According to the traditional dogma neoplasia starts as a localized transformation
of a normal cell into a malignant.When small, the tumor hardly ever seeds
metastasis. In order to so it has to grow to a certain size. Recent studies
indicate that this critical size may be relatively small, and attained even
before the localized tumor itself is detected.

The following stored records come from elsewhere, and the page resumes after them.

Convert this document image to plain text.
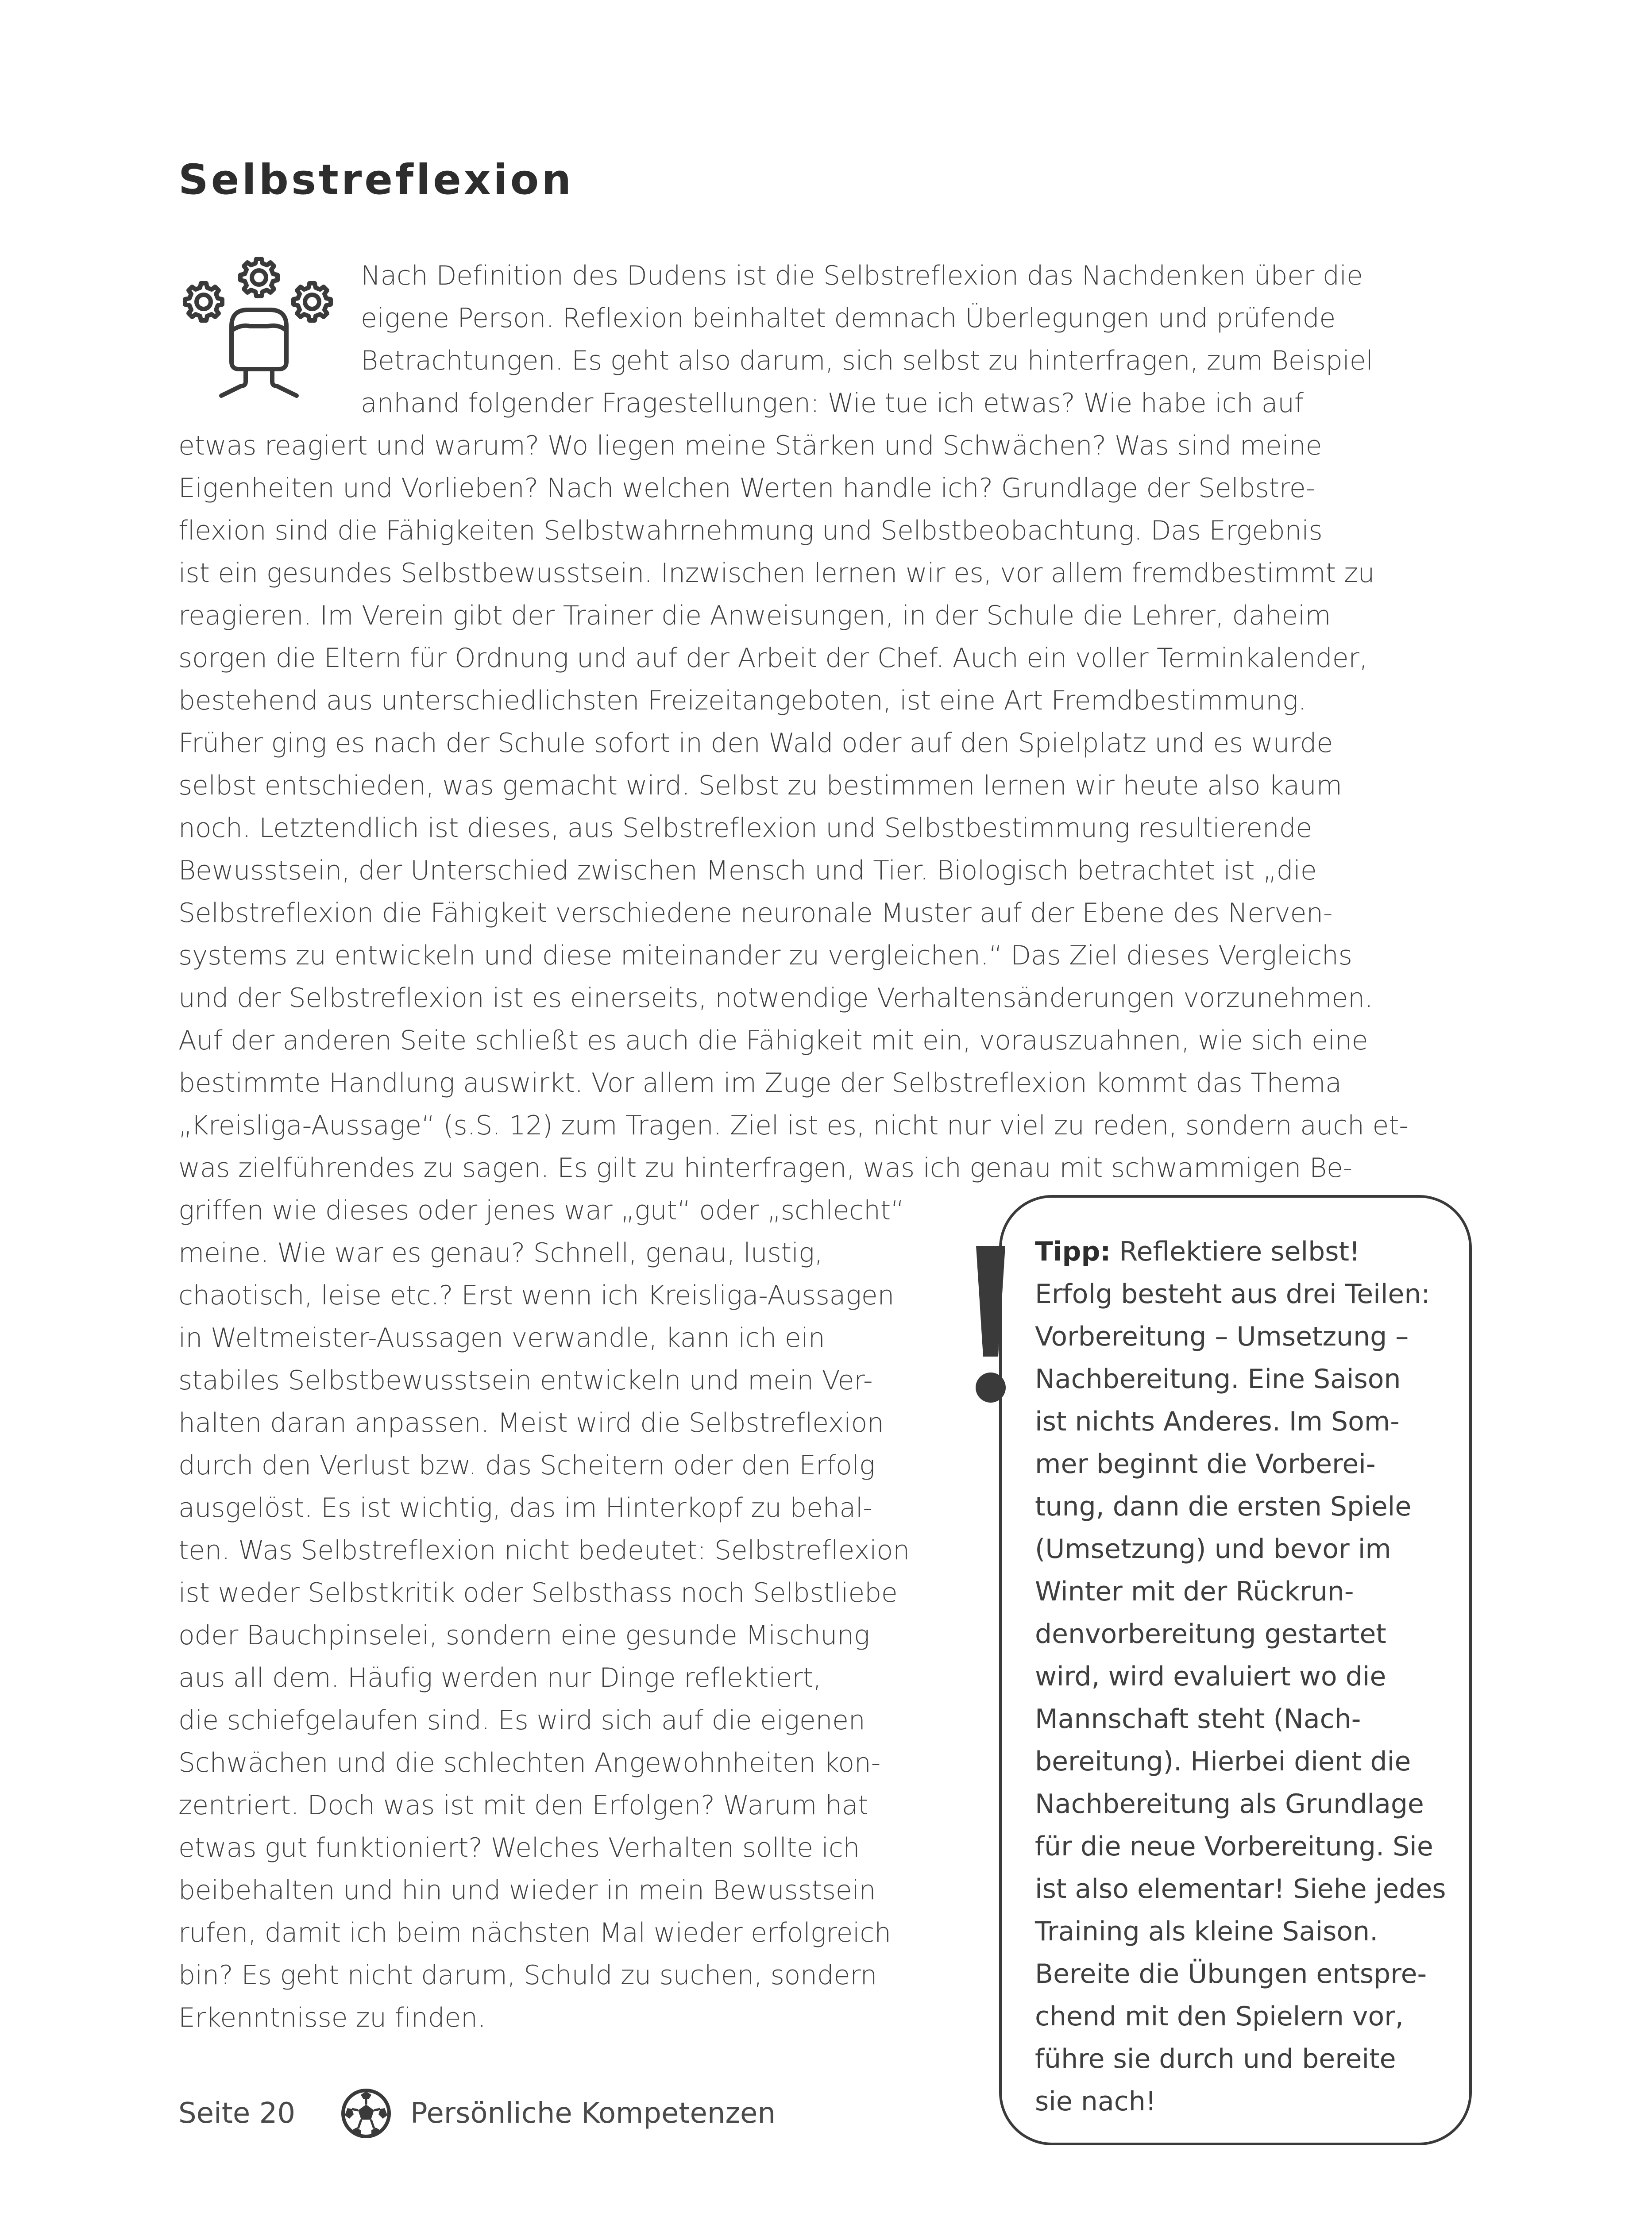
Selbstreflexion
Nach Definition des Dudens ist die Selbstreflexion das Nachdenken über die
eigene Person. Reflexion beinhaltet demnach Überlegungen und prüfende
Betrachtungen. Es geht also darum, sich selbst zu hinterfragen, zum Beispiel
anhand folgender Fragestellungen: Wie tue ich etwas? Wie habe ich auf
etwas reagiert und warum? Wo liegen meine Stärken und Schwächen? Was sind meine
Eigenheiten und Vorlieben? Nach welchen Werten handle ich? Grundlage der Selbstre-
flexion sind die Fähigkeiten Selbstwahrnehmung und Selbstbeobachtung. Das Ergebnis
ist ein gesundes Selbstbewusstsein. Inzwischen lernen wir es, vor allem fremdbestimmt zu
reagieren. Im Verein gibt der Trainer die Anweisungen, in der Schule die Lehrer, daheim
sorgen die Eltern für Ordnung und auf der Arbeit der Chef. Auch ein voller Terminkalender,
bestehend aus unterschiedlichsten Freizeitangeboten, ist eine Art Fremdbestimmung.
Früher ging es nach der Schule sofort in den Wald oder auf den Spielplatz und es wurde
selbst entschieden, was gemacht wird. Selbst zu bestimmen lernen wir heute also kaum
noch. Letztendlich ist dieses, aus Selbstreflexion und Selbstbestimmung resultierende
Bewusstsein, der Unterschied zwischen Mensch und Tier. Biologisch betrachtet ist „die
Selbstreflexion die Fähigkeit verschiedene neuronale Muster auf der Ebene des Nerven-
systems zu entwickeln und diese miteinander zu vergleichen.“ Das Ziel dieses Vergleichs
und der Selbstreflexion ist es einerseits, notwendige Verhaltensänderungen vorzunehmen.
Auf der anderen Seite schließt es auch die Fähigkeit mit ein, vorauszuahnen, wie sich eine
bestimmte Handlung auswirkt. Vor allem im Zuge der Selbstreflexion kommt das Thema
„Kreisliga-Aussage“ (s.S. 12) zum Tragen. Ziel ist es, nicht nur viel zu reden, sondern auch et-
was zielführendes zu sagen. Es gilt zu hinterfragen, was ich genau mit schwammigen Be-
griffen wie dieses oder jenes war „gut“ oder „schlecht“
meine. Wie war es genau? Schnell, genau, lustig,
chaotisch, leise etc.? Erst wenn ich Kreisliga-Aussagen
in Weltmeister-Aussagen verwandle, kann ich ein
stabiles Selbstbewusstsein entwickeln und mein Ver-
halten daran anpassen. Meist wird die Selbstreflexion
durch den Verlust bzw. das Scheitern oder den Erfolg
ausgelöst. Es ist wichtig, das im Hinterkopf zu behal-
ten. Was Selbstreflexion nicht bedeutet: Selbstreflexion
ist weder Selbstkritik oder Selbsthass noch Selbstliebe
oder Bauchpinselei, sondern eine gesunde Mischung
aus all dem. Häufig werden nur Dinge reflektiert,
die schiefgelaufen sind. Es wird sich auf die eigenen
Schwächen und die schlechten Angewohnheiten kon-
zentriert. Doch was ist mit den Erfolgen? Warum hat
etwas gut funktioniert? Welches Verhalten sollte ich
beibehalten und hin und wieder in mein Bewusstsein
rufen, damit ich beim nächsten Mal wieder erfolgreich
bin? Es geht nicht darum, Schuld zu suchen, sondern
Erkenntnisse zu finden.
Tipp: Reflektiere selbst!
Erfolg besteht aus drei Teilen:
Vorbereitung – Umsetzung –
Nachbereitung. Eine Saison
ist nichts Anderes. Im Som-
mer beginnt die Vorberei-
tung, dann die ersten Spiele
(Umsetzung) und bevor im
Winter mit der Rückrun-
denvorbereitung gestartet
wird, wird evaluiert wo die
Mannschaft steht (Nach-
bereitung). Hierbei dient die
Nachbereitung als Grundlage
für die neue Vorbereitung. Sie
ist also elementar! Siehe jedes
Training als kleine Saison.
Bereite die Übungen entspre-
chend mit den Spielern vor,
führe sie durch und bereite
sie nach!
Seite 20	Persönliche Kompetenzen
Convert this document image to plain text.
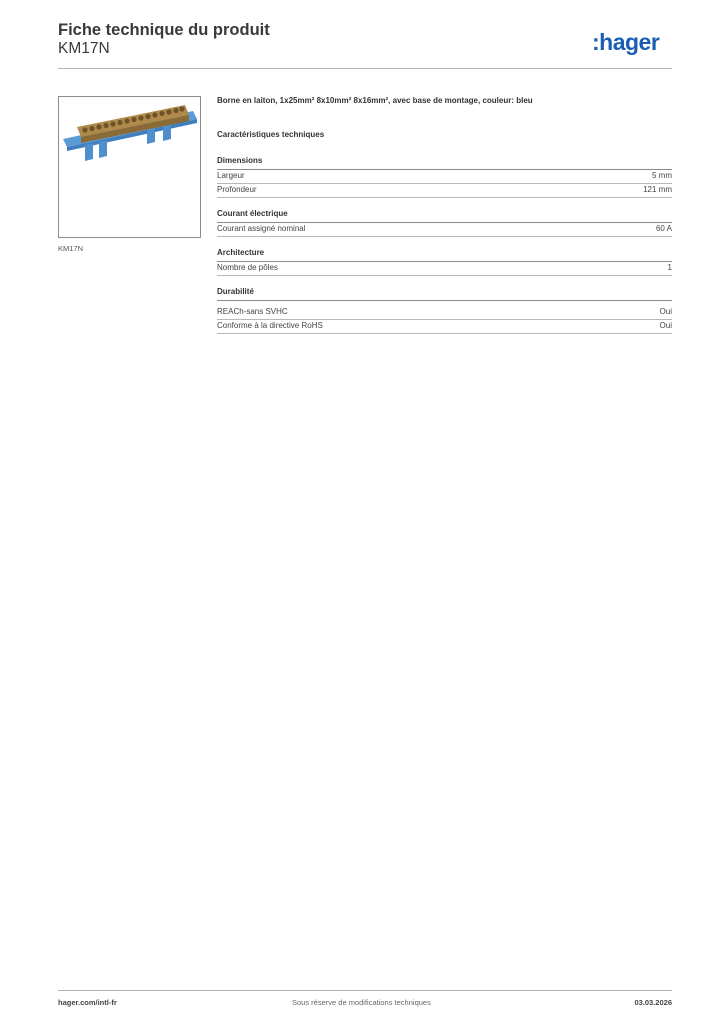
Fiche technique du produit
KM17N	:hager
KM17N
Borne en laiton, 1x25mm² 8x10mm² 8x16mm², avec base de montage, couleur: bleu
Caractéristiques techniques
Dimensions
Largeur	5 mm
Profondeur	121 mm
Courant électrique
Courant assigné nominal	60 A
Architecture
Nombre de pôles	1
Durabilité
REACh-sans SVHC	Oui
Conforme à la directive RoHS	Oui
hager.com/intl-fr	Sous réserve de modifications techniques	03.03.2026
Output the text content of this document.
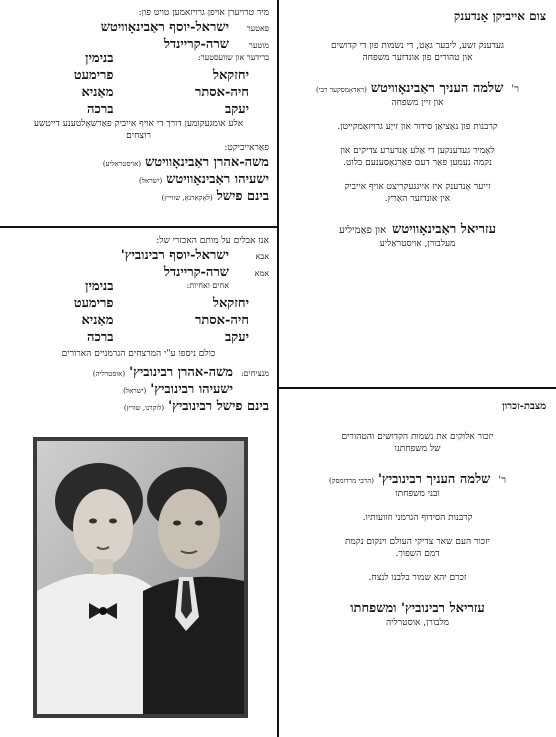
מיר טרויערן אויפן גרויזאמען טויט פון:
פאטער
ישראל-יוסף ראַבינאָוויטש
מוטער
שרה-קריינדל
ברידער און שוועסטער:
בנימין
יחזקאל
פרימעט
חיה-אסתר
מאַניא
יעקב
ברכה
אלע אומגעקומען דורך די אויף אייביק פאַרשאָלטענע דייטשע רוצחים
פאַראייביקט:
משה-אהרן ראַבינאָוויטש
(אויסטראַליע)
ישעיהו ראַבינאָוויטש
(ישראל)
בינם פישל
(לאָקאַרנאָ, שווייץ)
אנו אבלים על מותם האכזרי של:
אבא
ישראל-יוסף רבינוביץ'
אמא
שרה-קריינדל
אחים ואחיות:
בנימין
יחזקאל
פרימעט
חיה-אסתר
מאַניא
יעקב
ברכה
כולם ניספו ע"י המרצחים הגרמניים הארורים
מנציחים:
משה-אהרן רבינוביץ'
(אוסטרליה)
ישעיהו רבינוביץ'
(ישראל)
בינם פישל רבינוביץ'
(לוקרנו, שוויץ)
צום אייביקן אָנדענק
געדענק זשע, ליבער גאָט, די נשמות פון די קדושים
און טהורים פון אונדזער משפחה
ר'
שלמה העניך ראַבינאָוויטש
(ראַדאָמסקער רבי)
און זיין משפחה
קרבנות פון נאַציאַן סידור און זייַע גרויזאַמקייטן.
לאָמיר געדענקען די אַלע אַנדערע צדיקים און
נקמה נעמען פאַר דעם פאַרגאָסענעם בלוט.
זייער אָנדענק איז איינגעקריצט אויף אייביק
אין אונדזער האַרץ.
עזריאל ראַבינאָוויטש
און פאַמיליע
מעלבורן, אויסטראַליע
מצבת-זכרון
יזכור אלוקים את נשמות הקדושים והטהורים
של משפחתנו
ר'
שלמה העניך רבינוביץ'
(הרבי מרדומסק)
ובני משפחתו
קרבנות הסידוף הגרמני וזוועותיו.
יזכור העם שאר צדיקי העולם וינקום נקמת
דמם השפוך.
זכרם יהא שמור בלבנו לנצח.
עזריאל רבינוביץ' ומשפחתו
מלבורן, אוסטרליה
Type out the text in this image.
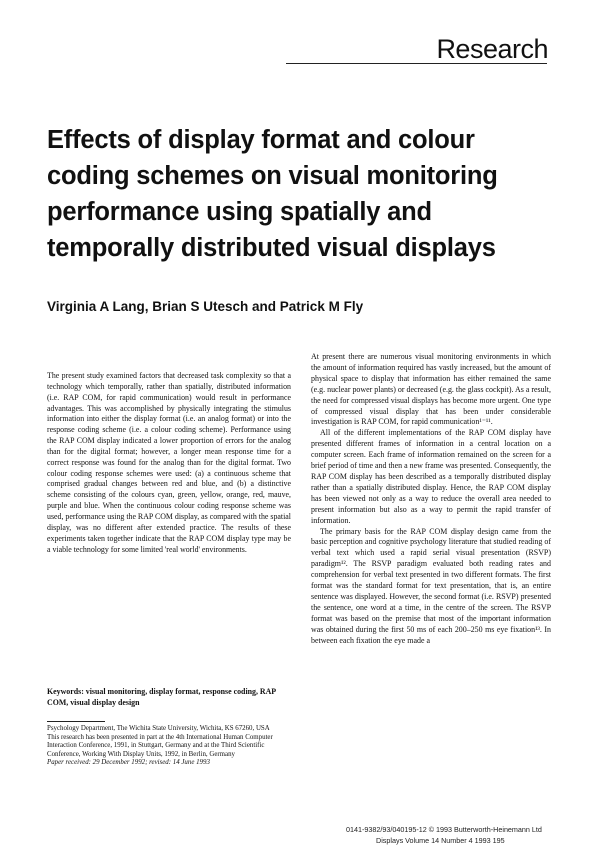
Research
Effects of display format and colour
coding schemes on visual monitoring
performance using spatially and
temporally distributed visual displays
Virginia A Lang, Brian S Utesch and Patrick M Fly

The present study examined factors that decreased task complexity so that a technology which temporally, rather than spatially, distributed information (i.e. RAP COM, for rapid communication) would result in performance advantages. This was accomplished by physically integrating the stimulus information into either the display format (i.e. an analog format) or into the response coding scheme (i.e. a colour coding scheme). Performance using the RAP COM display indicated a lower proportion of errors for the analog than for the digital format; however, a longer mean response time for a correct response was found for the analog than for the digital format. Two colour coding response schemes were used: (a) a continuous scheme that comprised gradual changes between red and blue, and (b) a distinctive scheme consisting of the colours cyan, green, yellow, orange, red, mauve, purple and blue. When the continuous colour coding response scheme was used, performance using the RAP COM display, as compared with the spatial display, was no different after extended practice. The results of these experiments taken together indicate that the RAP COM display type may be a viable technology for some limited 'real world' environments.

Keywords: visual monitoring, display format, response coding, RAP COM, visual display design

Psychology Department, The Wichita State University, Wichita, KS 67260, USA

This research has been presented in part at the 4th International Human Computer Interaction Conference, 1991, in Stuttgart, Germany and at the Third Scientific Conference, Working With Display Units, 1992, in Berlin, Germany

Paper received: 29 December 1992; revised: 14 June 1993

At present there are numerous visual monitoring environments in which the amount of information required has vastly increased, but the amount of physical space to display that information has either remained the same (e.g. nuclear power plants) or decreased (e.g. the glass cockpit). As a result, the need for compressed visual displays has become more urgent. One type of compressed visual display that has been under considerable investigation is RAP COM, for rapid communication¹⁻¹¹.

All of the different implementations of the RAP COM display have presented different frames of information in a central location on a computer screen. Each frame of information remained on the screen for a brief period of time and then a new frame was presented. Consequently, the RAP COM display has been described as a temporally distributed display rather than a spatially distributed display. Hence, the RAP COM display has been viewed not only as a way to reduce the overall area needed to present information but also as a way to permit the rapid transfer of information.

The primary basis for the RAP COM display design came from the basic perception and cognitive psychology literature that studied reading of verbal text which used a rapid serial visual presentation (RSVP) paradigm¹². The RSVP paradigm evaluated both reading rates and comprehension for verbal text presented in two different formats. The first format was the standard format for text presentation, that is, an entire sentence was displayed. However, the second format (i.e. RSVP) presented the sentence, one word at a time, in the centre of the screen. The RSVP format was based on the premise that most of the important information was obtained during the first 50 ms of each 200–250 ms eye fixation¹³. In between each fixation the eye made a

0141-9382/93/040195-12 © 1993 Butterworth-Heinemann Ltd
Displays Volume 14 Number 4 1993 195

Sensitive immuno-cytochemical and molecular assays allow the detection of
single circulating tumor cells (CTC) in the peripheral blood
and disseminated tumor cells (DTC) in the bone marrow. In
a recently published review (1) the authors state that tumor cells are frequently
detected in the blood and bone marrow of cancer patients without clinical
or even histopathologic signs of metastasis (stage M0). The results
obtained thus far have provided direct evidence that tumor cell dissemination
starts already early during tumor development and progression. Interestingly,
bone marrow has emerged as a common homing organ for metastatic epithelial
tumor cells, independent of the primary tumor site and the pattern of overt
metastasis. Their Table 1 is reproduced here.
Progenitors and end cells
The tumor cell population consists of two kinds of cells. Progenitors, capable
of proliferating and end cells, which do not proliferate
and are relatively short lived . It seems reasonable that small tumors
seed mainly isolated end cells and only later seed progenitors and clonogenic
stem cells which establish micrometastasis.
One wonders what is the purpose of all this. We are reminded of the sebaceous
gland whose terminally differentiated cells accumulate sebum and are secreted
into the hair follicle. From this point of view the small tumor serves as
an holocrine gland.
References
1. Catherine Alix-Panabières, Sabine Riethdorf, Klaus Pantel
Circulating Tumor Cells and Bone Marrow Micrometastasis
Clinical Cancer Research 14, 5013, August 15, 2008.